Friday, April 10, 2009

Weekly THIS AND THAT for April 12, 2009: EASTER SUNDAY -- 50 Days of Celebration from Easter to Pentecost

THIS AND THAT:
FIFTY DAYS OF CELEBRATION FROM EASTER TO PENTECOST


We take a moment to wish all those in our parish family, and those visiting with us on this glorious and festive day, a blessed Easter.

It has been said that the human capacity for festivity arises from the ability to affirm all creation as good – from the ability to embrace, in one resounding “yes,” the length and breath, the heights and depths of our experience in and of this world. We see it in opening of our windows to let in some of the refreshing spring air. We see it in the first crocuses and forsythia sprouting through the soil, after a long cold frozen winter. We hear it the poignant descant of an oboe rising above a steady pulse sounded by an orchestra. We hear it in the delighted squeals of a child as its face is licked by the moist tongue and hot breath of a new puppy. We can hear it in the contented, prayerful whispers of an elderly woman – full of love, grace and years – as she prepares to pass through death to the other side of life, with quiet courage and dignity.

Saying “yes” to all of life, letting all of it in – that is festivity’s sustaining source. But there too is the rub. If the truth be known, few of us can say “yes” to anything for very long. We live, after all, in an intensely mobile culture of fast food, faster cars, disposable diapers and planned obsolescence. We know well the distinction between eating and dining, yet have little time or patience for the latter.

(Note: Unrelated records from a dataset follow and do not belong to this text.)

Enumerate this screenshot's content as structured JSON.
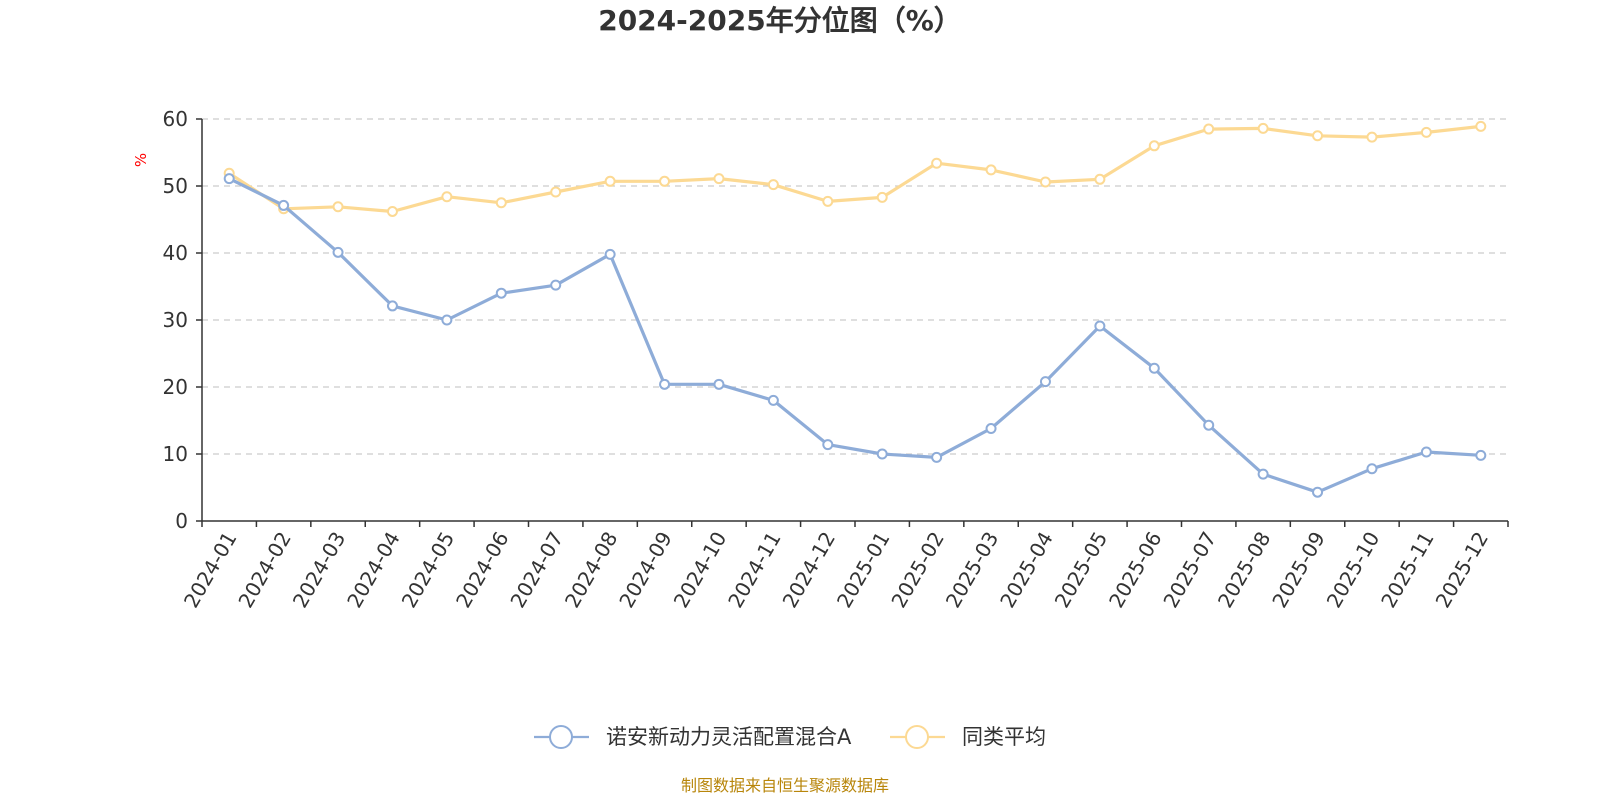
{
  "chart_data": {
    "type": "line",
    "title": "2024-2025年分位图（%）",
    "ylabel": "%",
    "xlabel": "",
    "ylim": [
      0,
      60
    ],
    "yticks": [
      0,
      10,
      20,
      30,
      40,
      50,
      60
    ],
    "grid": true,
    "legend_position": "bottom-center",
    "categories": [
      "2024-01",
      "2024-02",
      "2024-03",
      "2024-04",
      "2024-05",
      "2024-06",
      "2024-07",
      "2024-08",
      "2024-09",
      "2024-10",
      "2024-11",
      "2024-12",
      "2025-01",
      "2025-02",
      "2025-03",
      "2025-04",
      "2025-05",
      "2025-06",
      "2025-07",
      "2025-08",
      "2025-09",
      "2025-10",
      "2025-11",
      "2025-12"
    ],
    "series": [
      {
        "name": "诺安新动力灵活配置混合A",
        "color": "#8eacd8",
        "values": [
          51.1,
          47.1,
          40.1,
          32.1,
          30.0,
          34.0,
          35.2,
          39.8,
          20.4,
          20.4,
          18.0,
          11.4,
          10.0,
          9.5,
          13.8,
          20.8,
          29.1,
          22.8,
          14.3,
          7.0,
          4.3,
          7.8,
          10.3,
          9.8
        ]
      },
      {
        "name": "同类平均",
        "color": "#fcd993",
        "values": [
          51.9,
          46.6,
          46.9,
          46.2,
          48.4,
          47.5,
          49.1,
          50.7,
          50.7,
          51.1,
          50.2,
          47.7,
          48.3,
          53.4,
          52.4,
          50.6,
          51.0,
          56.0,
          58.5,
          58.6,
          57.5,
          57.3,
          58.0,
          58.9
        ]
      }
    ]
  },
  "footer": {
    "source": "制图数据来自恒生聚源数据库"
  }
}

Andy Warhol once quipped that our greatest goal is to be famous for fifteen minutes.

Have you ever noticed that at parties we do not carry on conversations, instead we “posture,” that is, we repeat to one another bits and pieces of dialogue from movies, beer commercials, sitcoms, or interviews with sports’ celebrities. Is it any small wonder that many in our society feel so isolated and so lonely. They are unable to connect; they are so incapable of forming relationships that last very long. It is no revelation then, that as individuals we find ourselves increasingly bored, angry, aggressive, and violent. Is it that we’re enraged and terrified by the awful emptiness that seems to stretch in every direction around us?

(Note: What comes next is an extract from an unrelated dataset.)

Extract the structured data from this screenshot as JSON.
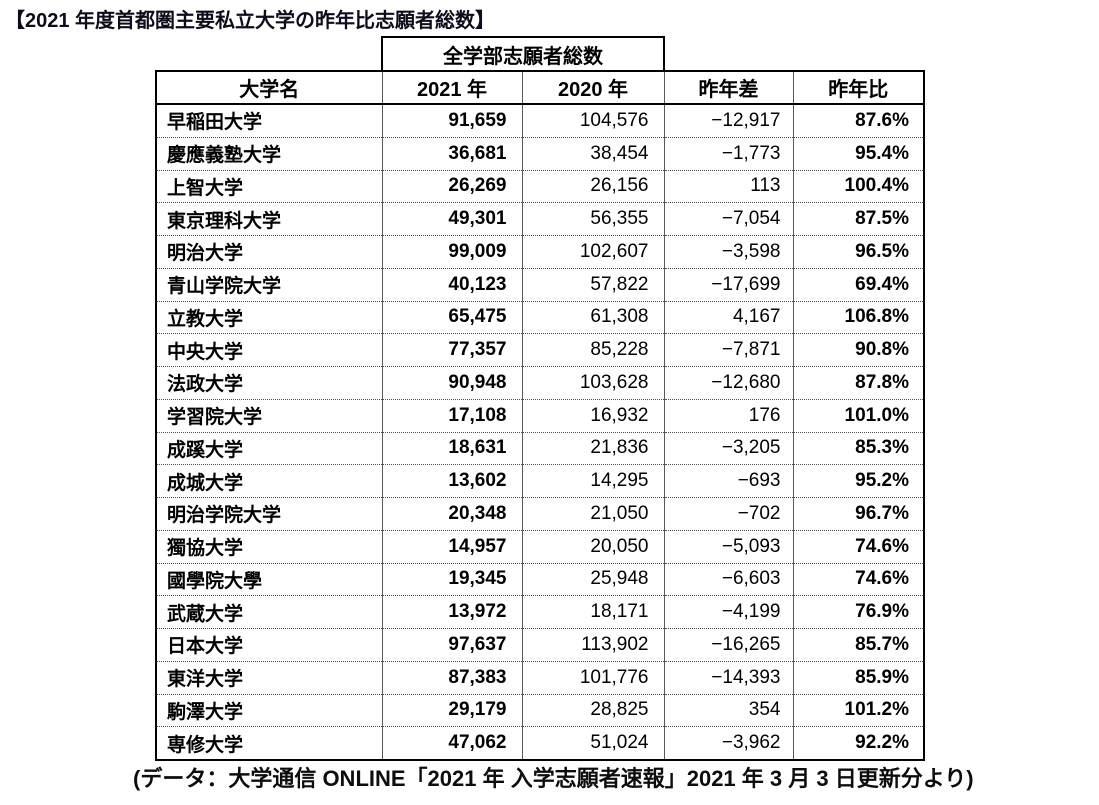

Given such cultural conditioning, the Christian celebration of what our tradition, as Roman Catholics, calls “the blessed Pentecost” will strike many in our families and circles of friends as mad indeed. For today – Easter Sunday – we begin the celebration of fifty days of immersing ourselves in the Paschal Mystery! Fifty days of surrendering in joyful faith and committed love as the Spirit of God takes possession of our lives! Fifty days of what we call “mystagogy,” namely, of walking with the newly initiated of the Rite of Christian Initiation ever more deeply into the baptismal mysteries of death and resurrection. Good heavens; what an order that will be!

Perhaps one reason why such a prolonged celebration of the fifty days from Easter until Pentecost strikes us as difficult – if not downright absurd – is that we tend to link feasts and holidays with mindless hoopla. “Party time,” for many, is our, or at least their, invitation to obliterate consciousness, to “get wasted,” to “veg out,” to forget, or to become violent by getting embroiled in violent mob response following a lost championship or we hate the visiting team.

But a season of Christian festival is precisely the opposite. It is a time of intensified consciousness, finely turned awareness, awakened memory. The great fifty days of Pentecost are not an unwelcome, unrealistic, obligation to “party on,” even if we don’t feel like it, but instead an invitation to explore more deeply what one writer has called “the weather of the heart.” It is a time to awaken our memory of God’s presence and power in our lives, to look more closely at all the rich and varied textures of creation. In short, the fifty days from Easter to Pentecost is a season for learning how to speak a full-throated “yes” in a culture that wants to keep on saying “no.”